The Manson trial, which began in July 1970, brought the defendants, including Charles Manson himself, through a hallway near the coroner's office on their way to the courtroom.
Did Charlie give off an evil vibe? Was he scary?
Carrier remembers seeing Manson, shackled and chained, walk by with a "blank stare."
"Deputies used to bring him in a tunnel," he recounted. "He's manacled, had chains on his feet, right? Hands cuffed. And they'd yell out, 'He’s here!
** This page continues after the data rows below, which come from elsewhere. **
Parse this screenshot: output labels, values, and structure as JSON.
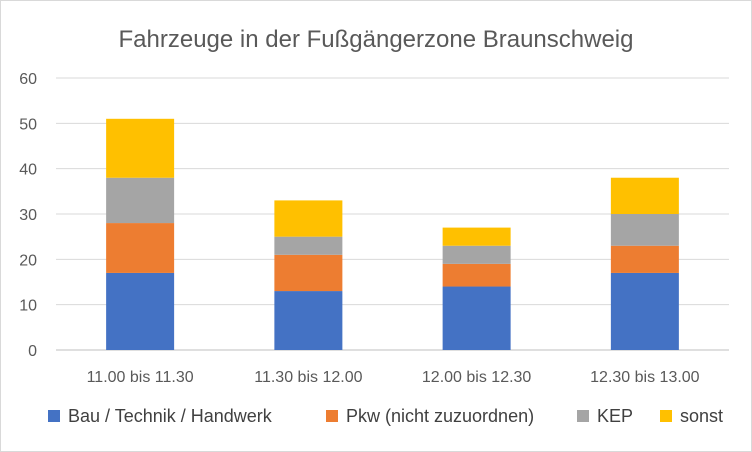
{
  "chart_data": {
    "type": "bar",
    "stacked": true,
    "title": "Fahrzeuge in der Fußgängerzone Braunschweig",
    "xlabel": "",
    "ylabel": "",
    "ylim": [
      0,
      60
    ],
    "yticks": [
      0,
      10,
      20,
      30,
      40,
      50,
      60
    ],
    "grid": true,
    "legend_position": "bottom",
    "categories": [
      "11.00 bis 11.30",
      "11.30 bis 12.00",
      "12.00 bis 12.30",
      "12.30 bis 13.00"
    ],
    "series": [
      {
        "name": "Bau / Technik / Handwerk",
        "color": "#4472c4",
        "values": [
          17,
          13,
          14,
          17
        ]
      },
      {
        "name": "Pkw (nicht zuzuordnen)",
        "color": "#ed7d31",
        "values": [
          11,
          8,
          5,
          6
        ]
      },
      {
        "name": "KEP",
        "color": "#a5a5a5",
        "values": [
          10,
          4,
          4,
          7
        ]
      },
      {
        "name": "sonst",
        "color": "#ffc000",
        "values": [
          13,
          8,
          4,
          8
        ]
      }
    ]
  }
}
Here's Charlie.'"
Outside the Hall, other members of the Manson family had shaved their heads and carved Xs on their foreheads claiming they hade been crossed out of society.
Carrier recalled an encounter with Lynette "Squeaky" Fromme, one of the more outspoken of the Manson girls who would later attempt to assassinate President Gerald Ford.
“I had a Polaroid picture of me in my whites sitting on the stoop outside the Hall of Justice with Squeaky Fromme and she had a swastika in her forehead. I wish I still had that picture.”
Six months later, Carrier would be a full-fledged investigator.